Брест-Литовск — конечная станция европейского пути. В немецком представлении здесь кончается Европа и начинается завоеванная Азия. С поездами, с пересадками, с маршрутом и остановками от Брест- Литовска на восток начнется сплошная импровизация.
Поезд с запада подходит к одной стороне вокзала, дальше на восток — отходит с другой. На одних дверях огромное полотнище с надписью по-немецки «Направление — родина», на других — «Направление — фронт». До фронта еще очень далеко, шестьсот километров, но мы уже вечером убеждаемся, что это по сводкам Главной квартиры Гитлера, на самом деле он оказывается гораздо ближе…
На вокзале, полуразрушенном и до невероятности загаженном, море военных — это солдаты, возвращающиеся в свои части из отпуска. В этом море зеленых форм неуклюжими штатскими фигурами мотаемся и мы, несколько человек. Как-то поневоле сбиваемся в один угол. Рядом со мной сидит группа рабочих — голландцы, едущие куда-то под Орел, с другой стороны молодая пара, артисты, в ситцевых рубашонках, светлоголовые, все до одного, конечно, босые. Приближаясь к поезду, хором начинают кричать специально заученную для немецких солдат фразу:
— Пан, гиб брот! Пан, гиб брот![7]
К открытым дверям нашей теплушки подходит девочка, ей не большепяти. За руку держит братишку, этому, вероятно, года три.
— Пан, гиб брот! Пан, гиб брот!..
Один из голландцев отламывает краюху хлеба, я выгружаю из рюкзака до последней крошки провиант, которым так хлебосольно меня снабдили друзья в Варшаве.
Я не могу отказать себе в радости заговорить с ней по-русски:
— Ты с братишкой поделись, видишь, какой он у тебя маленький.
— Сколько ж ему лет?
Девочка вскидывает синие, как васильки, глазенки, полные изумления и радости.
— Дядинька, вы наш?
У меня, першит немного в горле и щиплет глаза. Мне кажется, что более ласковых слов я не слышал всю свою жизнь… Детвора разбежалась подлине всего поезда.
— Пан, гиб брот! Пан, гиб брот!
Вдруг из соседнего вагона выскочил солдат. На длинном ремне он держит здоровенную полицейскую собаку. Та рвется вперед, старается вырваться, становится на задние лапы. Детишки по длине всего поезда с криком бросаются в поле. По-видимому, этот номер им уже знаком. В поезде из всех окон веселый смех — шутка удалась на славу. Я не видел, чтобы кто-нибудь из немецких солдат бросил детворе хотя бы крошку хлеба.

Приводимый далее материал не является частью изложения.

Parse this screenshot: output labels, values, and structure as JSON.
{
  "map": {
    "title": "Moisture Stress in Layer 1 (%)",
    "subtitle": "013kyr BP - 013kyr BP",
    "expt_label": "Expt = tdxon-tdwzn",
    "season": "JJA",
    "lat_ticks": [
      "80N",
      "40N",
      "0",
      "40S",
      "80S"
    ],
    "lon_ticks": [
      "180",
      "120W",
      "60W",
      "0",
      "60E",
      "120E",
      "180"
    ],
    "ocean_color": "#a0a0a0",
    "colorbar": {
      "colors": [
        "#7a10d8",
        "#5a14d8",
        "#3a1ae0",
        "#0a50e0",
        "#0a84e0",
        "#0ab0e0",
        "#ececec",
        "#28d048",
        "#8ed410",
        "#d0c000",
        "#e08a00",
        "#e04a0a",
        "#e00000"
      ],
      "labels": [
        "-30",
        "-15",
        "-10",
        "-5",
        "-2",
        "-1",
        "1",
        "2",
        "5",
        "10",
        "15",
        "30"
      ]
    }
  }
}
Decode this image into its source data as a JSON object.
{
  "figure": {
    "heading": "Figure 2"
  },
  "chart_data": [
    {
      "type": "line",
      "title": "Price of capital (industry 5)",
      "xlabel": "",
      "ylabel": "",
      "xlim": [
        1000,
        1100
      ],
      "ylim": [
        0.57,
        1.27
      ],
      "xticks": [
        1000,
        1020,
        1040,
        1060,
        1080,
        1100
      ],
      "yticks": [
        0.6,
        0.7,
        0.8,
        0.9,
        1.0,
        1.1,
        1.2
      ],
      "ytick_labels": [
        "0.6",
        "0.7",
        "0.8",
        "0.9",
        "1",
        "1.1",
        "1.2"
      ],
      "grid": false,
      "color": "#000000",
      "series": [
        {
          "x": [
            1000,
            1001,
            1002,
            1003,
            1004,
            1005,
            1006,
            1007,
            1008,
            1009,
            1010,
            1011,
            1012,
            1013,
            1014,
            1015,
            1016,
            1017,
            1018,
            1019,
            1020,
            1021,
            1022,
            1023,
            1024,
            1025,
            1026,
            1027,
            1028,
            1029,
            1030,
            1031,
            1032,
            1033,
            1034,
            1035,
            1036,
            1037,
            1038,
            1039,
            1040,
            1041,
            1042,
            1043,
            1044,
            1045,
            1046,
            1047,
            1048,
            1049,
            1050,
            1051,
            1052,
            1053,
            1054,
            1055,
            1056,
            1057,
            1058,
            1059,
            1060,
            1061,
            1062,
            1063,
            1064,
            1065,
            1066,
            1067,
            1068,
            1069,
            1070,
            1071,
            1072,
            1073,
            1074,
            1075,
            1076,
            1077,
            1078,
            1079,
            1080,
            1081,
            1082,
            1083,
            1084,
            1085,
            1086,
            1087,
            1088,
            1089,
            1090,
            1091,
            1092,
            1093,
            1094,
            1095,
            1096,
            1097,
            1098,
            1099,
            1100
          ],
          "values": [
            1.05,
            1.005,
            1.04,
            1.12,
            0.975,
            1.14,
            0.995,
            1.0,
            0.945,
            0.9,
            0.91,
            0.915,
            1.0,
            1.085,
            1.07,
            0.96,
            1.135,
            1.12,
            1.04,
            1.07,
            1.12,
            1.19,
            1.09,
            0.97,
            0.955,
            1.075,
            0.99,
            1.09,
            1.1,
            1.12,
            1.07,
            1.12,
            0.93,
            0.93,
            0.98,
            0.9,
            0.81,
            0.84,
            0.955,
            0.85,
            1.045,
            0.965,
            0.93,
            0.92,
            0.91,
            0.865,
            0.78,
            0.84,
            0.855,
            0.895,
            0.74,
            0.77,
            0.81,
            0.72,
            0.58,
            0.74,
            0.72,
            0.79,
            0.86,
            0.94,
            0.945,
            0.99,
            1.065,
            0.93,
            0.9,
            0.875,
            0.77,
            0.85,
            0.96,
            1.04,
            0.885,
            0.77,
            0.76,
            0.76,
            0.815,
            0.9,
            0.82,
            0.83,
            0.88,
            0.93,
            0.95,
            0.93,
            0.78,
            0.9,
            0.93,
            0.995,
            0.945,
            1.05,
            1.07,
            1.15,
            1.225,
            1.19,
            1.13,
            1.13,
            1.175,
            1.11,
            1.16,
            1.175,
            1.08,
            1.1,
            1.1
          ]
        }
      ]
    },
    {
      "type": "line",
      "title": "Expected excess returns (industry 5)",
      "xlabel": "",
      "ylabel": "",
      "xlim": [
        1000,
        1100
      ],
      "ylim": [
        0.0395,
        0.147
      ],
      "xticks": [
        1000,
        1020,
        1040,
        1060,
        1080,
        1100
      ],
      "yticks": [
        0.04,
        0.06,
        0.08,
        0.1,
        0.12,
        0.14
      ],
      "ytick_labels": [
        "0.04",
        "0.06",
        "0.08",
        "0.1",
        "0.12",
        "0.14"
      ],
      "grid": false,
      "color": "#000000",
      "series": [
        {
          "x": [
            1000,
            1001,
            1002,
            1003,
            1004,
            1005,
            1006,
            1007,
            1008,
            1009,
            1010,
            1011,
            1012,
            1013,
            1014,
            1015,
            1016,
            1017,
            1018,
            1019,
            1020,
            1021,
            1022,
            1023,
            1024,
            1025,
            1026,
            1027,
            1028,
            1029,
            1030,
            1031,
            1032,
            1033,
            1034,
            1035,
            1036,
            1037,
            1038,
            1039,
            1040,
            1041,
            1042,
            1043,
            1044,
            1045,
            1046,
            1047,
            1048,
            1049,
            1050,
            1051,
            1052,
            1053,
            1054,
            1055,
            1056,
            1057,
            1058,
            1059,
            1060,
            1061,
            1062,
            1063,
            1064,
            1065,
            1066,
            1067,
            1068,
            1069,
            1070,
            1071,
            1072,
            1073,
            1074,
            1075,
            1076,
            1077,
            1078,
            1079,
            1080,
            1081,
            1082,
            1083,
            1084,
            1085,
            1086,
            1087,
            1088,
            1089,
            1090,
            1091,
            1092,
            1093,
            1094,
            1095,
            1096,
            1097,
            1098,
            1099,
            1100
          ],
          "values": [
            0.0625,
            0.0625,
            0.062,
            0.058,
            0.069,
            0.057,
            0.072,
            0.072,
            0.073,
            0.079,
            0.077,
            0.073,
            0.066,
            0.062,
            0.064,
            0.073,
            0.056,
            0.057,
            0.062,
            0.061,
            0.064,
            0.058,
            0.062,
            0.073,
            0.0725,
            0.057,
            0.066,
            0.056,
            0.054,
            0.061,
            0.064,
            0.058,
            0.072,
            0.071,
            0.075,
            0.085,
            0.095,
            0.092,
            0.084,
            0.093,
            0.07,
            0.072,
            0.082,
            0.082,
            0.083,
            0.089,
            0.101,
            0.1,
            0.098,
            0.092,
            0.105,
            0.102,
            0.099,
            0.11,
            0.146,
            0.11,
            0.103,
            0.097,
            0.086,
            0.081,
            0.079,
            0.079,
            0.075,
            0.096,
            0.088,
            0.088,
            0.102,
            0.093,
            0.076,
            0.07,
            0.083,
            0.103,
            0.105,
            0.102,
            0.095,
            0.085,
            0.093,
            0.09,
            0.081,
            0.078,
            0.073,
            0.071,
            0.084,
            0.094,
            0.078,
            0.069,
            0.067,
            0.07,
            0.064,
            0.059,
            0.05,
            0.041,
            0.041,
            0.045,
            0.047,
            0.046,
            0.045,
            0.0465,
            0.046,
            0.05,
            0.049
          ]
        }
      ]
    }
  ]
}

В Смоленск поезд пришел поздно, после двенадцати ночи. Добраться до своих друзей у меня нет никакой возможности, это можно сделать только днем: у них часто меняются адреса, а кроме того, у меня документы и путевка на фирму, расположенную даже не в Смоленске. На улицах же ночью часто проверяют документы патрули из русской охраны. Одним словом, приходится ночевать на вокзале. Хорошо еще, что не одному, добрая половина гражданских пассажиров нашего поезда поступает так же.
Вокзал — сожженное, полуразвалившееся здание, без крыши и окон, — результат немецких и позднее советских бомбардировок. В углах груды битого кирпича, обломки обожженных балок, все это покрыто на несколько сантиметров пылью. Пристроив свой рюкзак к вещам голландцев, которые должны здесь ждать поезда до завтрашнего вечера, я выхожу на улицу. Лунная ночь, на небе ни облачка. Видно так далеко и ясно, как в сумерки. В городе, отделенном от вокзала Днепром — мертвая тишина. В немногих домах видны мерцающие огоньки, по-видимому, керосиновые лампы. Кое-где яркий электрический свет — это немецкие учреждения и казармы. Над городом белым призраком плывет громада знаменитого Смоленского собора, стоящего на самом высоком холме… Родина! Я смотрю на бледно-синее небо, слабо мерцающие звезды, на притихший город, стараюсь уловить редко доносящиеся оттуда звуки и несколько раз шепотом произношу одни и те же слова: «Я на родине… Это Россия… Я стою на русской земле». Мне вспоминается последнее письмо Наташи, ушедшей из Берлина с первой партией осенью 1941 года.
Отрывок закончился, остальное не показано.